[part 1 part 2]
In this post the code I will present the code related to the simple project described in my previous post.
Basically this piece of code send some data through one of the SPI using DMA. This approach has two nice properties: the CPU does not have to wait until the transfer has finished; moreover, if the data at the 595s’ outputs need to be maintained for a certain period of time (e.g.: in order to communicate with some old slower logic) one can use the circular mode of the DMA to manage the timing, again without afflicting CPU performance.
So, first we want to configure the STM32 peripherals for our purpose. For this purpose, using the nice STM32CubeMX from STMicroelectronics is seems perfect.
The STM32CubeMX project can be downloaded from here, but mainly we:
- configure clocking (the external crystal is 8 MHz, this involves the RCC configuration)
- configure some GPIOs (the 4 LEDs and one line to control the RCLK input of the 595s)
- configure the SPI
- configure the DMA to use the SPI
- configure the SWD (Serial Wire Debugging)
- configure the USART (for debug)
The complete code, that can be downloaded from here, mainly performs the following tasks:
- Perform some initialization (mainly generated by the STM32CubeMX utility)
- Enter the main cycle in which:
- Prepare the data to be sent to the 595s
- Move the RCLK pin on PC3 (the setSTCP function)
- Start the DMA transfer
- Collaterally some LEDs on the discovery board are toggled and the time required by the DMA to perform the transfer is measured and sent through the serial port.

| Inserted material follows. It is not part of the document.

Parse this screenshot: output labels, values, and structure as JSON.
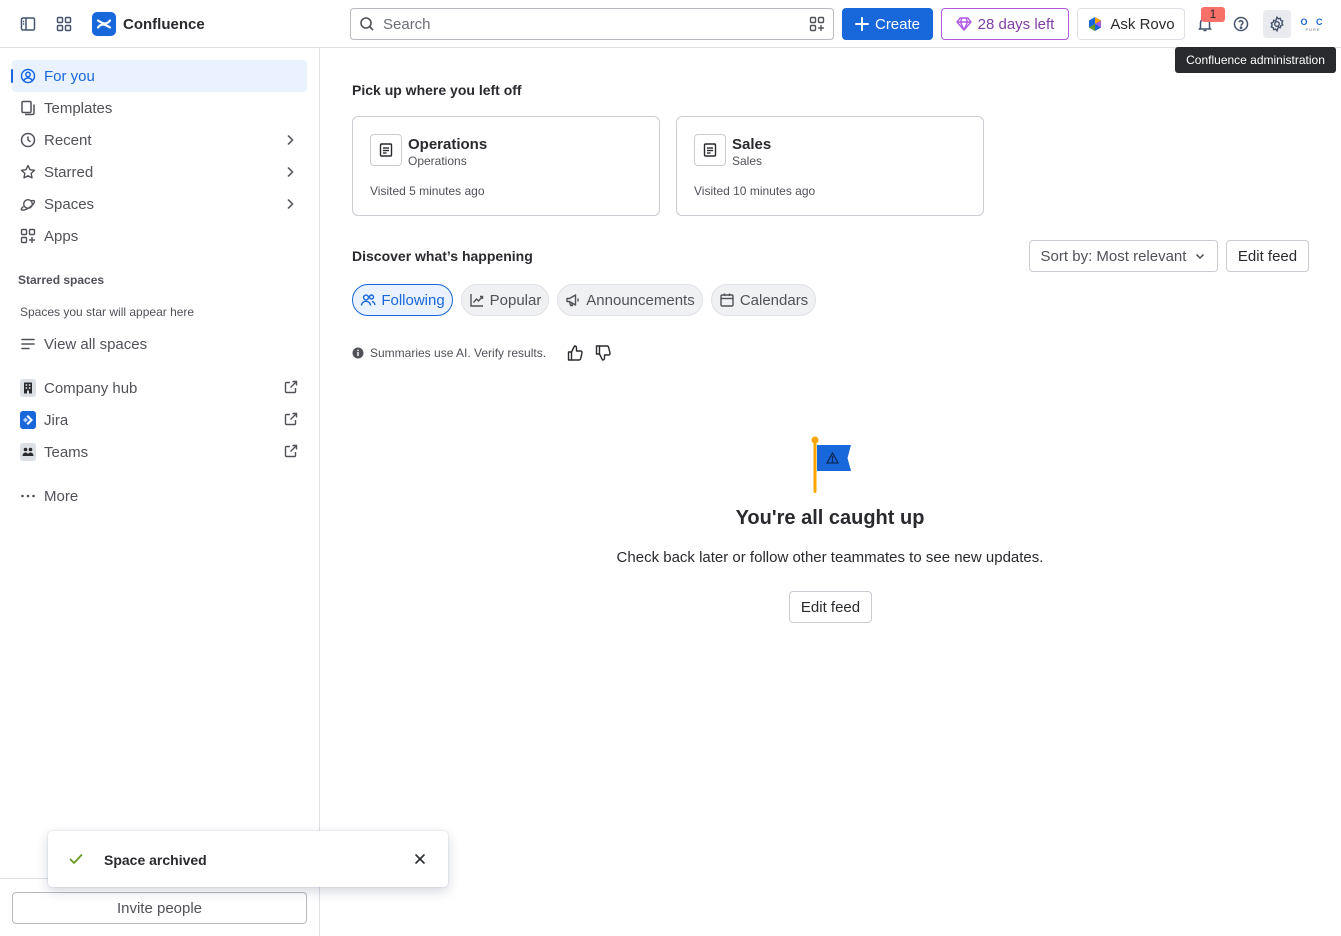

Of course, take a deep look at the code to understand what it exactly does before executing it on your device.
Happy coding 🙂
[part 1 part 2]
In this post I will describe a simple project. The idea is to use a bunch of daisy-chained serial-in/parallel-out shift registers (namely the 74HC595) to expand my STM32F4Discovery board.
First questions: the discovery board has a plenty of GPIOs, so why not using them directly? In other words: why using external circuitry to obtain something that can in principle be obtained simply using the GPIO configured as outputs?
- With only 3 wires on the controller side we can control multiple outputs; this simplifies circuit routing;
- the number of outputs can be increased simply by increasing the daisy-chain length (at the cost of slower update speed);
- using the SPI in DMA mode, the CPU is free to perform other tasks while the external outputs are updated; this can become a substantial performance improvement if the number of lines we want to control is greater than 16 (the size of the GPIOs per register);
- the ‘595 can produce 5V signals.
Of course this approach has also some cons:
- More devices are needed, one ‘595 per 8 lines, this has a cost and requires space on the PCB (but more signals do, too);
- more devices have to be powered;
- the update speed of the output lines is limited by the speed of the SPI channel and the ‘595 propagation time; and the more the output lines we want to control, the slower the maximum update speed.
The reference circuit that I’m considering contains four 74hc595 registers, allowing to control 32 output lines:
Of course, for practical applications the output of the ‘595s can be routed to a suitable connector instead of the LEDs.
If 3-state outputs are needed, the G input of the ‘595s can be controlled by (separately per chip or all together with a single line); in our case the ‘595s outputs are always active.
The 74HC595 contains two main items: one 8-bit shift register and an 8-lines latch. Simplifying, the working principle of the ‘595 is simple (pin names reported on datasheet from various manufacturers may vary, so I’ll refer to the names reported in the previous figure):
- At the rising edge of the clock input SRCLK, data present at SER input is loaded into the shift register;
- when a rising edge is detected at the RCLK, the data contained in the shift register are presented at the outputs QA..QH;
- ‘595s can be daisy-chained thanks to the shift register output, at /QH;
- a shift register clear input SRCLR is available, as well as an output enable input G.
The timing diagram of the 74HC595 is reported in the following figure, in which a single pulse is propagated in the shift register and presented at the output pins:
So, the basic (and far from being novel) idea is to write four bytes to one of the SPIs of the STM32F407 microcontroller of the discovery board to update the 32 output pins in a single operation using the DMA.